A recent appellate case arose when a plaintiff was seriously burned after falling into a pool of hot water at the defendant’s chemical plant. The plant had multiple manufacturing units, but the facility was owned by DuPont. The unit where the plaintiff was injured was a formaldehyde production unit. Steam was a key part of the chemical production, and both steam and formaldehyde were supplied by D.B. Western, Inc., which built a formaldehyde manufacturing plant on land adjacent to the chemical plant. Steam pipes ran through the DuPont plant, and through them ran formaldehyde and steam from the adjacent plant.

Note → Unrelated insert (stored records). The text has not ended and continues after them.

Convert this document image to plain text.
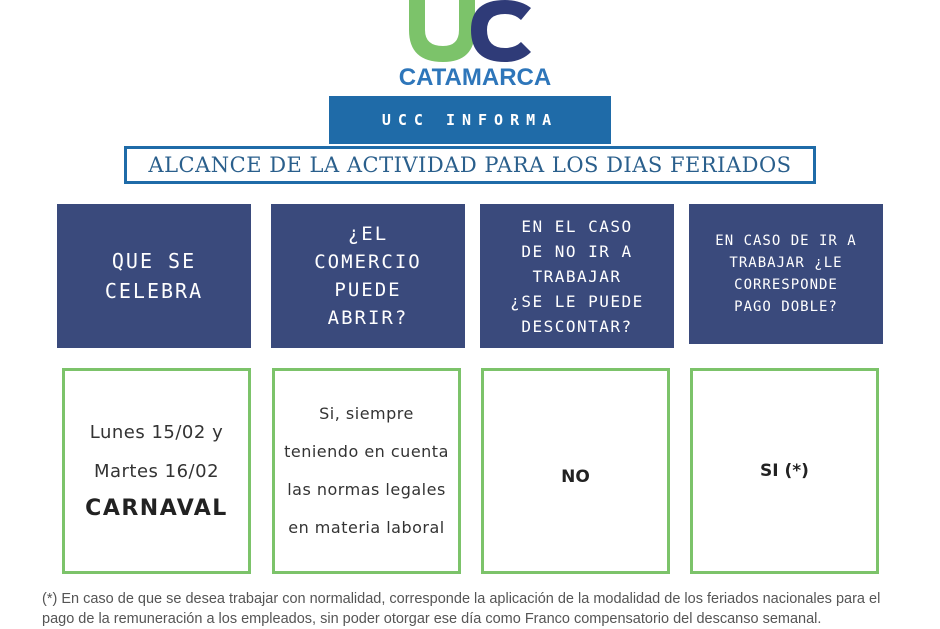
CATAMARCA
UCC INFORMA
ALCANCE DE LA ACTIVIDAD PARA LOS DIAS FERIADOS
QUE SE
CELEBRA
¿EL
COMERCIO
PUEDE
ABRIR?
EN EL CASO
DE NO IR A
TRABAJAR
¿SE LE PUEDE
DESCONTAR?
EN CASO DE IR A
TRABAJAR ¿LE
CORRESPONDE
PAGO DOBLE?
Lunes 15/02 y
Martes 16/02
CARNAVAL
Si, siempre
teniendo en cuenta
las normas legales
en materia laboral
NO	SI (*)
(*) En caso de que se desea trabajar con normalidad, corresponde la aplicación de la modalidad de los feriados nacionales para el pago de la remuneración a los empleados, sin poder otorgar ese día como Franco compensatorio del descanso semanal.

There were steam traps designed by D.B. Western that DuPont and its outside company Spirex Sarco were responsible for maintaining. In 2004, DuPont sold the formaldehyde unit to Invista, and the employees of DuPont working there, including the plaintiff, became Invista employees. Invista had a contract with the same contracting company to purchase the steam and inspect the pipeline system. The plaintiff was burned by hot condensate that was in a pool under a pipeline.
The plaintiff sued DuPont, the owner of the plant, alleging negligence in the design, construction, and maintenance of the pipeline and steam traps, as well as premises liability. With regard to premises liability, the plaintiff claimed he was an invitee of DuPont. The plaintiff’s wife alleged loss of consortium.